After it received Dr. Kaminker’s second report which concluded Mrs. Bissessar was able to return to her pre-accident activities of daily living, including caregiver activities, State Farm sent Mrs. Bissessar an OCF-9 stating it was maintaining the stoppage of the caregiving benefit.20 State Farm based its continued denial of caregiving benefits on Dr. Kaminker’s report, choosing to rely on that rather than on Dr. Louli’s rebuttal report. Although it ultimately turned out to be wrong, it was not an unreasonable position to take, considering the strict disability test involved.
It is not accurate to say that State Farm simply ignored Dr. Louli’s rebuttal report or failed to acknowledge Mrs. Bissessar’s psychological condition. State Farm accepted Dr. Cancelliere’s diagnosis of a Somatoform Pain Disorder. Although it might have been wise to obtain its own assessment by a psychiatrist, I do not find it unreasonable that State Farm chose instead to dispute Mrs. Bissessar’s entitlement to ongoing caregiver benefits. I note it continued to adjust the claim and to continue to pay for medical benefits, such as $4,098 for a massage chair.
I accept Mrs. Bissessar’s evidence that State Farm’s denial of caregiver benefits may have deepened her depression. However, State Farm was entitled to dispute her claim, even if it was later proven wrong. That does not make the denial unreasonable or deserving of a special award.
EXPENSES:
I encourage the parties to resolve the matter of expenses between themselves. If the parties are unable to agree on the amount of expenses, either party may request, in writing within 30 days of receipt of this decision, a determination by way of written submissions, of the amount of expenses to be paid.
December 18, 2013
Susan Sapin Arbitrator
Date
Financial Services Commission des
Commission services financiers
of Ontario de l’Ontario
Neutral Citation: 2013 ONFSCDRS 165
FSCO A11-000204
BETWEEN:
NADIRA BISSESSAR
Applicant
and
STATE FARM MUTUAL AUTOMOBILE
INSURANCE COMPANY
Insurer
ARBITRATION ORDER
Under section 282 of the Insurance Act, R.S.O. 1990, c.I.8, as amended, it is ordered that:
State Farm shall pay to Mrs. Bissessar caregiver benefits of $250 per week from July 15, 2009 and ongoing.
State Farm shall pay interest on the benefits owing at 2 per cent per month compounded monthly, pursuant to s. 46(2) of the Schedule.
December 18, 2013
Susan Sapin Arbitrator
Date
Footnotes
- The Statutory Accident Benefits Schedule — Accidents on or after November 1, 1996, Ontario Regulation 403/96, as amended.
- Heath v.
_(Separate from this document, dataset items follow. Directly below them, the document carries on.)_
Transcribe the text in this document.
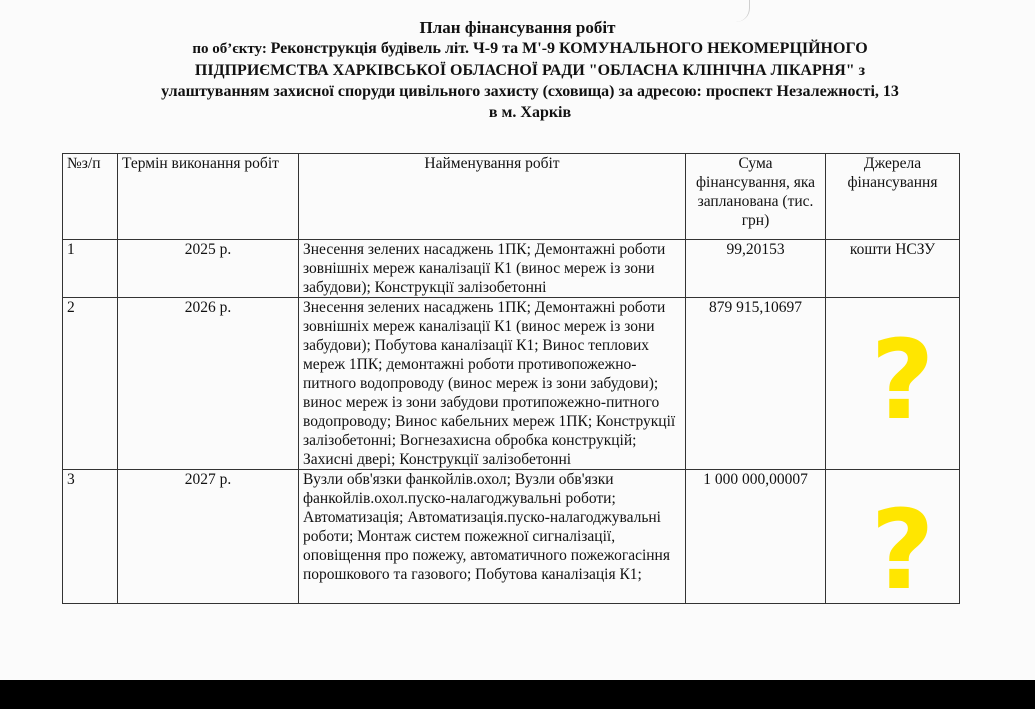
План фінансування робіт
по об’єкту: Реконструкція будівель літ. Ч-9 та М'-9 КОМУНАЛЬНОГО НЕКОМЕРЦІЙНОГО
ПІДПРИЄМСТВА ХАРКІВСЬКОЇ ОБЛАСНОЇ РАДИ "ОБЛАСНА КЛІНІЧНА ЛІКАРНЯ" з
улаштуванням захисної споруди цивільного захисту (сховища) за адресою: проспект Незалежності, 13
в м. Харків
№з/п	Термін виконання робіт	Найменування робіт	Сума фінансування, яка запланована (тис. грн)	Джерела фінансування
1	2025 р.	Знесення зелених насаджень 1ПК; Демонтажні роботи зовнішніх мереж каналізації К1 (винос мереж із зони забудови); Конструкції залізобетонні	99,20153	кошти НСЗУ
2	2026 р.	Знесення зелених насаджень 1ПК; Демонтажні роботи зовнішніх мереж каналізації К1 (винос мереж із зони забудови); Побутова каналізації К1; Винос теплових мереж 1ПК; демонтажні роботи противопожежно-питного водопроводу (винос мереж із зони забудови); винос мереж із зони забудови протипожежно-питного водопроводу; Винос кабельних мереж 1ПК; Конструкції залізобетонні; Вогнезахисна обробка конструкцій; Захисні двері; Конструкції залізобетонні	879 915,10697	?

3	2027 р.	Вузли обв'язки фанкойлів.охол; Вузли обв'язки фанкойлів.охол.пуско-налагоджувальні роботи; Автоматизація; Автоматизація.пуско-налагоджувальні роботи; Монтаж систем пожежної сигналізації, оповіщення про пожежу, автоматичного пожежогасіння порошкового та газового; Побутова каналізація К1;	1 000 000,00007	?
Economical Mutual Insurance Company 2009 ONCA 391 (Can LII)
- Subsection 2(1) of the Schedule defines “impairment” as the loss or abnormality of a psychological, physiological or anatomical structure or function
- In fact, although the Bissessars’ had two children at the time of the accident, Mrs. Bissessar claimed caregiver benefits for one child only, and State Farm paid caregiver benefits on that basis.
- Letter dated January 15, 2010, Exhibit 3, p. 91.
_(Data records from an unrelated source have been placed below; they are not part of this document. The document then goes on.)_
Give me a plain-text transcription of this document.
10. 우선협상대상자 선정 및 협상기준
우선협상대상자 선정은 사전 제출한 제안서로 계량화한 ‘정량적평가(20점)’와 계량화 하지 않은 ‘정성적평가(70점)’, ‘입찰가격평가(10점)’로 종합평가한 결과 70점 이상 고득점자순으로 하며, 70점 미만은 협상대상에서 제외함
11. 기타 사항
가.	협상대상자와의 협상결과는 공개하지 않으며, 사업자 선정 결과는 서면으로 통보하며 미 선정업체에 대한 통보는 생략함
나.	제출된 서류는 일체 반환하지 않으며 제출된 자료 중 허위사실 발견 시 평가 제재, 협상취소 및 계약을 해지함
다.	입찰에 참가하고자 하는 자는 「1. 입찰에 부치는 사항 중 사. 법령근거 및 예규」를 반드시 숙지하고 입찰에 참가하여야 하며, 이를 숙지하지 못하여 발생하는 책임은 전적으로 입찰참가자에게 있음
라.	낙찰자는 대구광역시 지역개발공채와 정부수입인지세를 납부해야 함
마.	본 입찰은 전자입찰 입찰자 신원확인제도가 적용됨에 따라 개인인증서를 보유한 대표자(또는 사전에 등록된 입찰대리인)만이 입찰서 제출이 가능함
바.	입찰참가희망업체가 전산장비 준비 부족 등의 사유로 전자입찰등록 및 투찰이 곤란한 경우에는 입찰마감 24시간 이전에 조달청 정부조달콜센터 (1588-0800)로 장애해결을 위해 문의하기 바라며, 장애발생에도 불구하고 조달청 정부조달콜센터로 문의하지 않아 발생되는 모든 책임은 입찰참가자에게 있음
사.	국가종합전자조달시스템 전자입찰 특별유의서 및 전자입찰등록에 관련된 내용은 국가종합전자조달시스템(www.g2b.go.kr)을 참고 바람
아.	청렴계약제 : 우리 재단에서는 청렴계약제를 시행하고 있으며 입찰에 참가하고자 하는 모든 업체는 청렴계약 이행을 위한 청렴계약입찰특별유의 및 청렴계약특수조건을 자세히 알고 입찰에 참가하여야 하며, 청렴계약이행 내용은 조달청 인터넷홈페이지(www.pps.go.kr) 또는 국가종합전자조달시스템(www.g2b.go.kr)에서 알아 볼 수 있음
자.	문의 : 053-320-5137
- Report dated December 19, 2007, Exhibit 2, Tab 11.
- With respect to the effects of overuse, Dr. Richards noted in his report that a bone scan showed right plantar fasciitis, “evidently from over-use.” Report of Dr. Robin Richards, Exhibit 1, Tab J. State Farm’s own occupational therapist, R. Pritchett, an occupational therapist, recommended in July 2008, that Mrs. Bissessar limit her participation in strenuous activity in order to reduce aggravation of her left (non-dominant) hand.
- Exhibit 1, Tab 2J.
- Ex 3, p.118
- Report dated June 17, 2009, Exhibit 2, Page 290
- Independent Orthopaedic Addendum Report dated August 19, 2009, Exhibit 2, p.299
- Report dated July 28, 2009, Exhibit 1, Tab 2F
- Exhibit 1, Tab 2i.
- Exhibit 2, Tab 11
- April 9, 2008, p159
- Heath, supra
- (FSCO A97-000643, November 3, 1998)
- OCF-9 August 11, 2009 ex 2 tab 10 p 203
- Paper Review by Dr. T. Walters, Exhibit 2, Tab 11, p. 304.